A Mansard roof has two noticeable slopes on each side. The lower part of the roof has a very steep pitch, whereas the upper part has a much lower slope. This type of roof isn’t great in areas that get a lot of snow as it can build-up and cause structural damage.

4.     Hip Roof

While Gabled roofs aren’t great in high wind areas, Hip roofs are excellent! This is due to the sides sloping down to meet the walls of the building rather than lying flat. This is also a great style to withstand a range of elements including sun, wind and rain.

5.     Pyramid Hip Roof

An adaption of the regular Hip Roof style, the Pyramid Hip roof is made up of four equal sides which meet at a point on top of the roof.

6.     Cross Hipped Roof

If you can imagine two hipped roofs together, then you can picture a Cross Hipped roof.

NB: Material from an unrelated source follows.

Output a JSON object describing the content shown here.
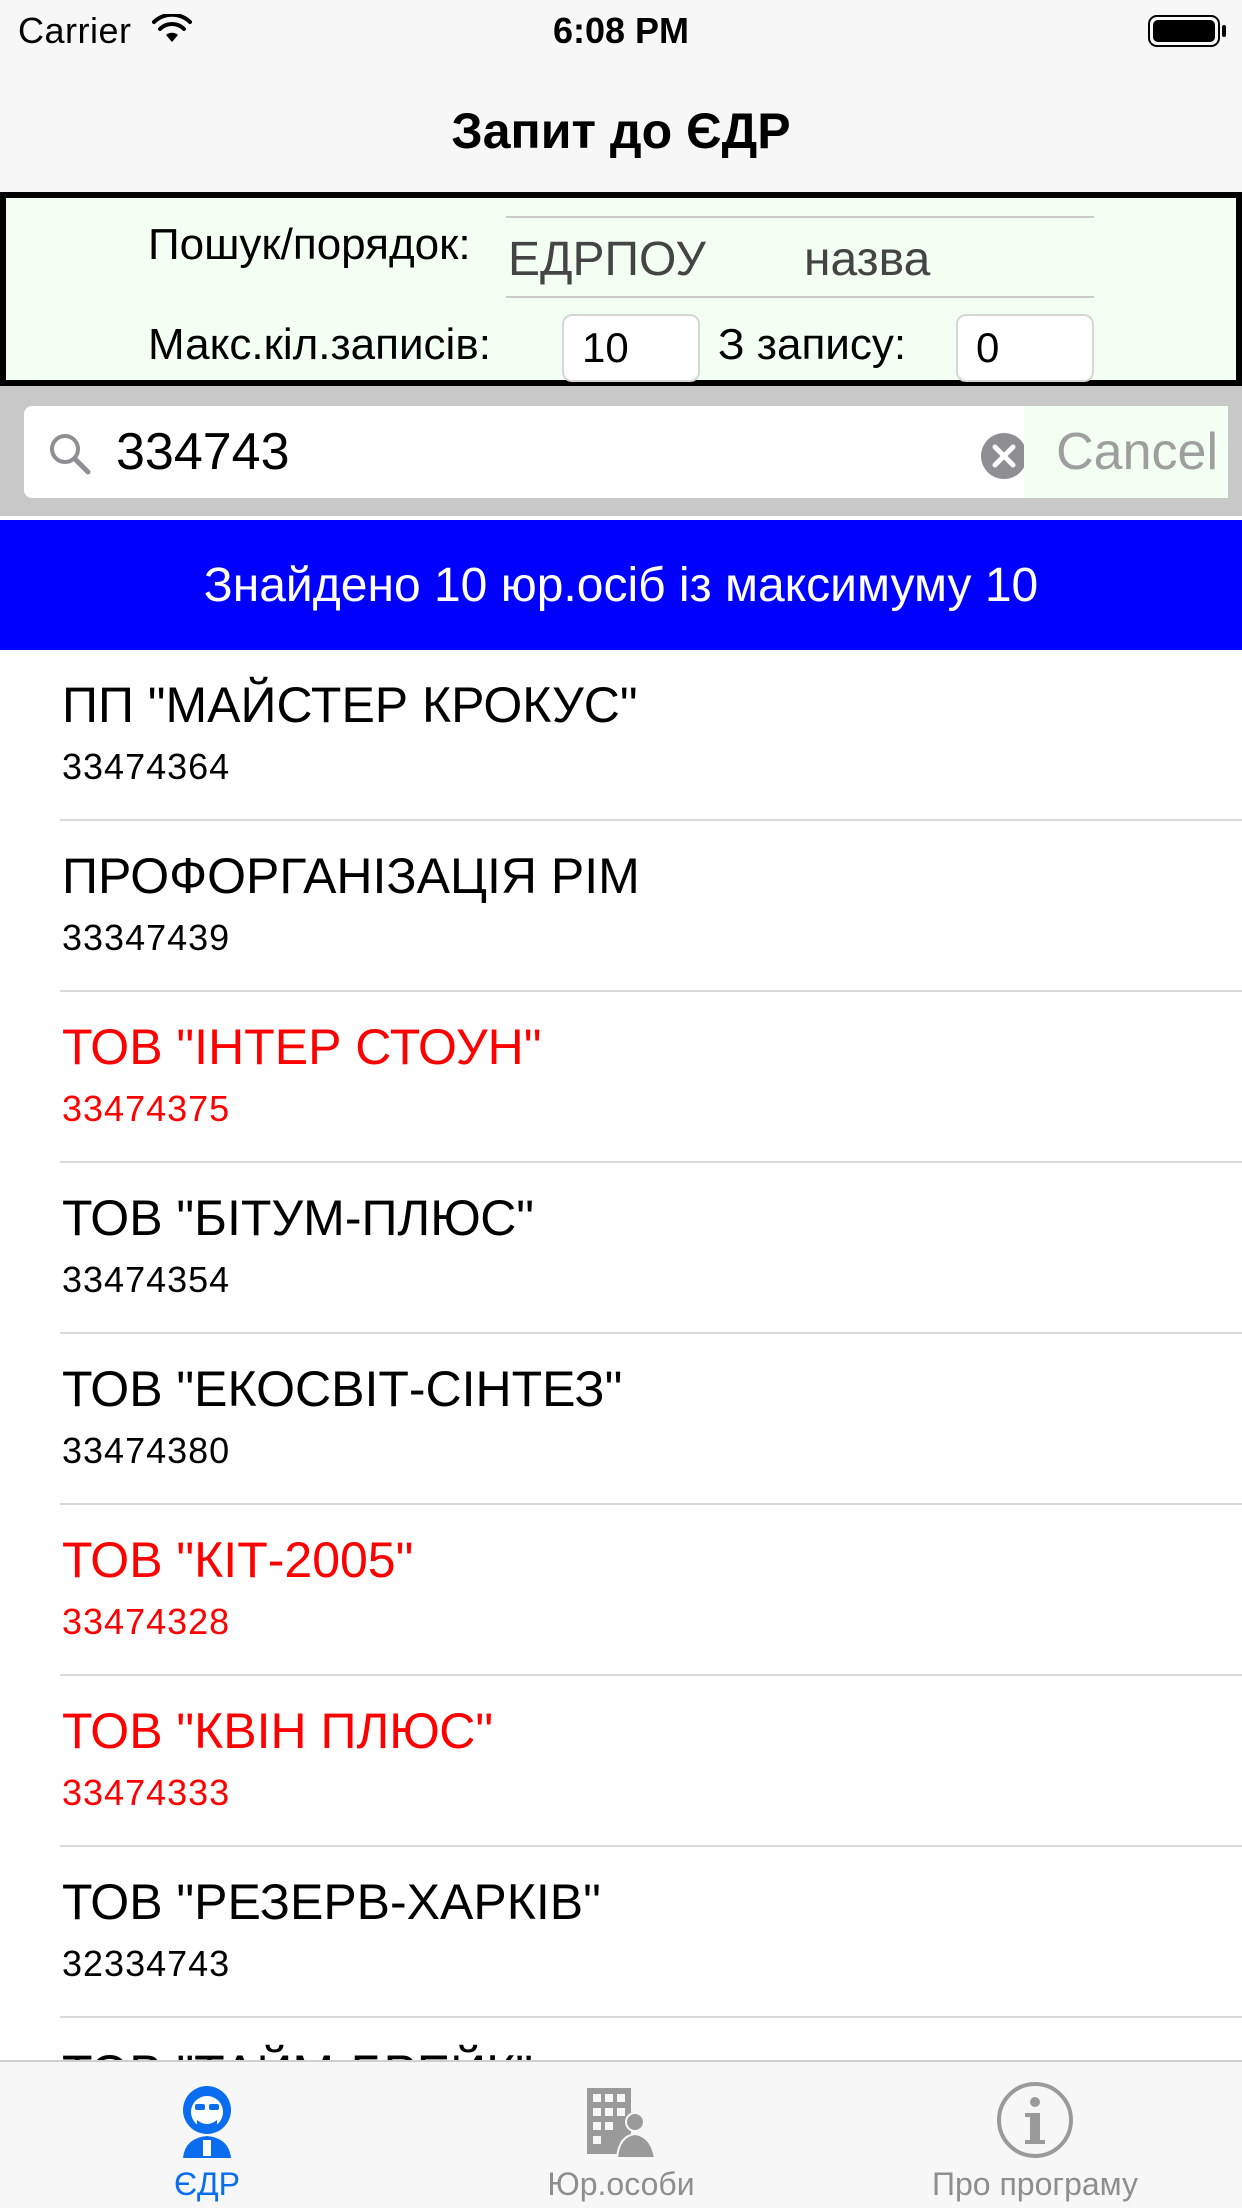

The place where the two sections of the roof meet creates a seam which is known as a valley.

7.     Saltbox Roof

Generally made from PVC or similar, Saltbox roofs have been around since the late 1600’s in colonial America. It is a simple design made up of a sloping flat surface and creates a lot of extra space.

8.     Flat Roof

Flat roofs are a relatively cheap style of roof as they require little material and are generally made from metal sheets, rubber membrane, tar or gravel. While they are built with a slight slope to avoid rain build up, they still aren’t recommended for houses in areas where there is a lot of snow or rainfall.

9.     Bonnet Roof

Not a common style of roof, Bonnet roofs has two slopes that cover all four sides of your house. The upper slope is relatively steep, while the lower slope is less so.

10.  Shed Roof

A shed roof is a simple, single surface that slopes down, covering the entirety of the building. It is usually the easiest roof to build as well as one of the cheapest.